Oleh Farid Gaban
Pekan ini terbetik kabar tentang bagaimana aparat Densus 88 memata-matai dan menteror jaksa yang sedang memeriksa kasus korupsi besar.
Jika benar, itu mencerminkan tak hanya kerusakan besar di lingkungan detasemen anti-teror tapi juga di tubuh kepolisian secara keseluruhan.
Dalam beberapa tahun terakhir, kerusakan sistemik kepolisian telah terbuka secara telanjang meski sporadis, seperti misalnya dalam Kasus Ferdy Sambo atau Teddy Minahasa.
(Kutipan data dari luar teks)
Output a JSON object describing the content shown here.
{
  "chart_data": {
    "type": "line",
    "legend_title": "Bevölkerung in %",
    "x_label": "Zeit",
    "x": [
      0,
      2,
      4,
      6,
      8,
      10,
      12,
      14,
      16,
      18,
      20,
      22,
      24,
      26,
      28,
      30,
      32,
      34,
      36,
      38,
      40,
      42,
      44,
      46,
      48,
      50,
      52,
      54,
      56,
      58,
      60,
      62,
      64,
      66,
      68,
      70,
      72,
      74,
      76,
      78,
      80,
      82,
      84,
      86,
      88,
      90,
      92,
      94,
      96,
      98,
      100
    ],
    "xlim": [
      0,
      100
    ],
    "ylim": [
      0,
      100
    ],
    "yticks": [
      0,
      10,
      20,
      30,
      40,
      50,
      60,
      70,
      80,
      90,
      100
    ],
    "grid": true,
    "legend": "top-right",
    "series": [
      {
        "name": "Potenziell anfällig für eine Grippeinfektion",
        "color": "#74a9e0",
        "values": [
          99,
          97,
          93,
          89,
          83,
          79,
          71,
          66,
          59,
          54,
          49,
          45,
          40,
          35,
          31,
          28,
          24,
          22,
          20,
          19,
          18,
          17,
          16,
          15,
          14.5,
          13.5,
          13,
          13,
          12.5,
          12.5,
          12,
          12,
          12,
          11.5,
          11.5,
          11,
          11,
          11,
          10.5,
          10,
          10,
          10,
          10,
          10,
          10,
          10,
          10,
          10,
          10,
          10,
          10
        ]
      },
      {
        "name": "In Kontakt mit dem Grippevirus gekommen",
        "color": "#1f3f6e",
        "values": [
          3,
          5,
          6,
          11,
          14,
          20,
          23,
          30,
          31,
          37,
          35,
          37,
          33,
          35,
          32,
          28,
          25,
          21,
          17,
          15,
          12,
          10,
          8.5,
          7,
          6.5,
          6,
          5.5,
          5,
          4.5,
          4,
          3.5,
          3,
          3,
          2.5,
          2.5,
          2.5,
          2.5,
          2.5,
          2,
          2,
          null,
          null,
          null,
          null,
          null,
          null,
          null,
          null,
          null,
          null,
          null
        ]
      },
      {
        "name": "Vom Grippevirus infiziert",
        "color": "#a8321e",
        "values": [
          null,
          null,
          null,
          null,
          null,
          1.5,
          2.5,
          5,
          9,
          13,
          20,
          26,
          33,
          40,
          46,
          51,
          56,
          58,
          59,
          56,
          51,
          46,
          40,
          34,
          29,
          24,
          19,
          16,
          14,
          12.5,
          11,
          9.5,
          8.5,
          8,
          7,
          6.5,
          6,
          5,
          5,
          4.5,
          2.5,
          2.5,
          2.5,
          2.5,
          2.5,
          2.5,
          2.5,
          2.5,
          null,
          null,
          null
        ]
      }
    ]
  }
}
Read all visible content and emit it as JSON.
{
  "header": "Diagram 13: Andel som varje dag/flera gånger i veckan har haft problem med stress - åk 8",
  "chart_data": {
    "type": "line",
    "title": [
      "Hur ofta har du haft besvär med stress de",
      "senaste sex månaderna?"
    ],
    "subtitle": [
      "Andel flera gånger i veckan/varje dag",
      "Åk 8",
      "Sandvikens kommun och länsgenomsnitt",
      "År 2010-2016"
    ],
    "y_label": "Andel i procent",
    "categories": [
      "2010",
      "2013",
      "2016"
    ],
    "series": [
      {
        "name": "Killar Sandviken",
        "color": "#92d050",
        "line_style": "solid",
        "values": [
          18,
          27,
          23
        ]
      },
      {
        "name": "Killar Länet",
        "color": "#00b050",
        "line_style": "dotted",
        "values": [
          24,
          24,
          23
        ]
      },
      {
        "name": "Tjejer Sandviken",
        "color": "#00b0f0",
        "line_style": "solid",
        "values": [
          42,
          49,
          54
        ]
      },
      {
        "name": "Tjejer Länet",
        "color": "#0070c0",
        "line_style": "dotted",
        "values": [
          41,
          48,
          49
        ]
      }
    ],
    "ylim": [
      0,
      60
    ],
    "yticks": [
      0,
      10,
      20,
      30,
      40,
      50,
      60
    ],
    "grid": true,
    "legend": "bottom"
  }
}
Atau dalam inkompetensi menangangi kisruh sepakbola di Kanjuruhan yang menewaskan 135 orang.
Jika di tingkat bawah banyak orang mendengar bagaimana aparat keamanan menjadi centeng kios dan toko (dengan imbalan tertentu), di tingkat atas aparat membela konglomerat.
Tapi kerusakan sistemik itu selama 20 tahun terakhir ditutupi oleh reputasi baik polisi dalam menangani “terorisme”.
Dalam dua dekade terakhir, pamor polisi Indonesia moncer karena operasi-operasi anti-teror yg jarang dipertanyakan, meski ada banyak kejanggalan.
Detasemen Khusus (Densus) 88 dibentuk menyusul Tragedi Bom Bali yang merupakan ikutan dari Tragedi 911 di Amerika Serikat. Bersama AS dan sekutunya, Indonesia menabuh genderang “war on terror”.
Operasi “war on terror” di Indonesia adalah operasi sejenis terlama di dunia, bahkan setelah orang Amerika sendiri, tempat bermula istilah ini, melupakannya.
Kita cenderung percaya saja cerita polisi tentang skenario teror; bahkan tak jarang kita ikut mengelu-elukan kekerasan/pembunuhan oleh polisi asal itu tidak menimpa diri kita.
Tanpa sadar, kita sebenarnya telah membantu polisi menyalahgunakan kekuasaannya dalam skala yang luas, masif dan tidak masuk akal seperti sekarang ini.
Memberi blanko kosong kepada polisi dan intel punya konsekuensi luas bagi demokrasi kita dan bagi civil society keseluruhan (tak hanya bagi umat Islam yang selalu dijadikan sasaran kecurigaan).